We employed a systemwide approach, a large and robust set of radiocarbon ages, and modern process analogs to interpret the Holocene history of forest fire–related sedimentation and overall alluvial activity in northeastern Yellowstone National Park. Debris-flow and flood events following the 1988 fires provided facies models for interpreting the stratigraphic record of fire-related sedimentation within valley-side alluvial fans of Soda Butte Creek. Fire-related deposits make up approximately 30% of the late Holocene fan alluvium.

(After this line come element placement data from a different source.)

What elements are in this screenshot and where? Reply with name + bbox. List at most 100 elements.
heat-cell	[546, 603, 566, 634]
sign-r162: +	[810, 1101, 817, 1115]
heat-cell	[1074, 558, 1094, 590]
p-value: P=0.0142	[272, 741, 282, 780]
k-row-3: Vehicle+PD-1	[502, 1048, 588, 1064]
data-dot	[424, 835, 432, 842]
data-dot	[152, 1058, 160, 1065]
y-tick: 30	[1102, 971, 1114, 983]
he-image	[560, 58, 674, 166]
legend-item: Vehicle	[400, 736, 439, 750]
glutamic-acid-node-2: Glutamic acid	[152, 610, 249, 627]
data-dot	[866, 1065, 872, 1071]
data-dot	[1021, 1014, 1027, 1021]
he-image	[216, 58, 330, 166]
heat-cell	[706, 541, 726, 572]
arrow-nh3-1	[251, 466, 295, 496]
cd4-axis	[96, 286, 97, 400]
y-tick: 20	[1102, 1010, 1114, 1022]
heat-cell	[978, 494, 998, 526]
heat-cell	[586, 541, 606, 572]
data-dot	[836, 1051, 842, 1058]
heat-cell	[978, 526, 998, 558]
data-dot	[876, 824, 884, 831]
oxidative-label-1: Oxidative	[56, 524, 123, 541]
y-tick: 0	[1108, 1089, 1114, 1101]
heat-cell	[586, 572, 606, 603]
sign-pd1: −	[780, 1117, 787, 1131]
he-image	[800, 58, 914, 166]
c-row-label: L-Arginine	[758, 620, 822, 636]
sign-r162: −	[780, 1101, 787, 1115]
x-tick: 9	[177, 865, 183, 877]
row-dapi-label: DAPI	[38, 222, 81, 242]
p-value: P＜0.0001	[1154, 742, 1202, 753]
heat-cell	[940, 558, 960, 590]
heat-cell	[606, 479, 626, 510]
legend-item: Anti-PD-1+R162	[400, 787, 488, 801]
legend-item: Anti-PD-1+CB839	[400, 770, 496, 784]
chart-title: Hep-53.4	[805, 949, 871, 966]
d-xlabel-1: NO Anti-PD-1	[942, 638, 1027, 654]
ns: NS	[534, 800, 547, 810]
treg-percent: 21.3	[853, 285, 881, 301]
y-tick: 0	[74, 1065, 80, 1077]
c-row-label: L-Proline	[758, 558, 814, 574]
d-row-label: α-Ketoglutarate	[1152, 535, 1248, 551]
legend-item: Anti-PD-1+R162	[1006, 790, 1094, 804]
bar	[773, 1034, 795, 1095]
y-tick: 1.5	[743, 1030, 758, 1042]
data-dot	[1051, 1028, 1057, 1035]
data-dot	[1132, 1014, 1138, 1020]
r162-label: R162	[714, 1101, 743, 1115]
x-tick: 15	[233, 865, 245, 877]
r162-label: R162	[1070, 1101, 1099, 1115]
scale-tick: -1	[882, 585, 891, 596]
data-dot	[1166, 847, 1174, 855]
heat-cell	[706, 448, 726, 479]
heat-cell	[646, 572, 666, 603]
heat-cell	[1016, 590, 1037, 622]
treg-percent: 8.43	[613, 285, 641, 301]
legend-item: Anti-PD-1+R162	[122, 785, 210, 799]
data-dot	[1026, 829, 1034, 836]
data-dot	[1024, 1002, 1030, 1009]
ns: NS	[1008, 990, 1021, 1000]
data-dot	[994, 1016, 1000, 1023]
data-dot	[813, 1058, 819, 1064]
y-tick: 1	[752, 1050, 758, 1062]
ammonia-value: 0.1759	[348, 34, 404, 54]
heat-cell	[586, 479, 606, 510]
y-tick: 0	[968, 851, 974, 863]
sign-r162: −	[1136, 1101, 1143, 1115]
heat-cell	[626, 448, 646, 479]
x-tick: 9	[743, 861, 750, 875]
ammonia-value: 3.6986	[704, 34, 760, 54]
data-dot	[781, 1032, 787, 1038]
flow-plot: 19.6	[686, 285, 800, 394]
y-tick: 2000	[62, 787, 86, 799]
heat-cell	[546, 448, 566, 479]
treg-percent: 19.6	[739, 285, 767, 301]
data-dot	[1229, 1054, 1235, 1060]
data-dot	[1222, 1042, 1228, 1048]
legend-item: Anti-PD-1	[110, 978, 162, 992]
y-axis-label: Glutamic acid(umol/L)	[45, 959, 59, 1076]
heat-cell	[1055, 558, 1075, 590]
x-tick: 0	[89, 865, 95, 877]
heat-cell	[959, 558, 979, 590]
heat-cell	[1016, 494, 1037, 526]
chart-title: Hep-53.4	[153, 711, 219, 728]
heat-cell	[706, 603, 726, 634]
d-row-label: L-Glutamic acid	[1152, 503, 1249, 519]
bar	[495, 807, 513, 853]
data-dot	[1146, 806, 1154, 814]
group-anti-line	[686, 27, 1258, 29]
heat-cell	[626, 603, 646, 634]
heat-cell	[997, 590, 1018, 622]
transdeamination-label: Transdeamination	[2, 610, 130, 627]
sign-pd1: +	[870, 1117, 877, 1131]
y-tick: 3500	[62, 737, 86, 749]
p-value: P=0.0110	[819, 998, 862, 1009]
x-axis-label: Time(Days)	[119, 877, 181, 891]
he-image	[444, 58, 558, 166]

Fifty 14 C ages on fire-related events cluster within the intervals of 3300–2900, 2600–2400, 2200–1800, and 1400–800 yr B.P. and suggest earlier episodes of large fires and fan aggradation around 7500, 5500, and 4600–4000 yr B.P. A major pulse of fire-related debris-flow activity between 950 and 800 yr B.P. coincided with the height of the widely recognized Medieval Warm Period (ca. a.d. 1050–1200). Instrumental climate records over the last ∼100 yr in Yellowstone imply that the intensity and interannual variability of summer precipitation are greater during warmer periods, enhancing the potential for severe short-term drought, major forest fires, and storm-generated fan deposition. Along lower Soda Butte Creek, fill-cut terrace treads were created by lateral migration of channels and accumulation of overbank sediments ca. 8000 yr B.P. (terrace level T1a), 7000–5600 (T1b), 3100–2600 (T2), 2000–1300 (T3), and post–800 yr B.P. (T4). These periods coincide with overbank sedimentation on Slough Creek and the Lamar River but alternate with intervals of fire-related fan deposition, implying a strong climatic control. Local paleoclimatic data suggest cooler, effectively wetter conditions during terrace tread formation. In warmer, drier intervals, reduced average runoff in axial streams results in meander-belt narrowing; concurrent channel incision may be caused by infrequent large floods. Greater resistance to downcutting, however, allowed fewer terraces to be formed along Slough Creek and the Lamar River. Alluvial systems in northeastern Yellowstone show a clear response to millennial-scale climatic cycles, wherein alluvial fans aggrade and prograde over flood plains in drier periods. Axial streams widen their flood plains and trim back the fans during wetter periods. “Small-scale” climatic fluctuations of the Holocene thus had substantial impact on postglacial landscapes in northeastern Yellowstone.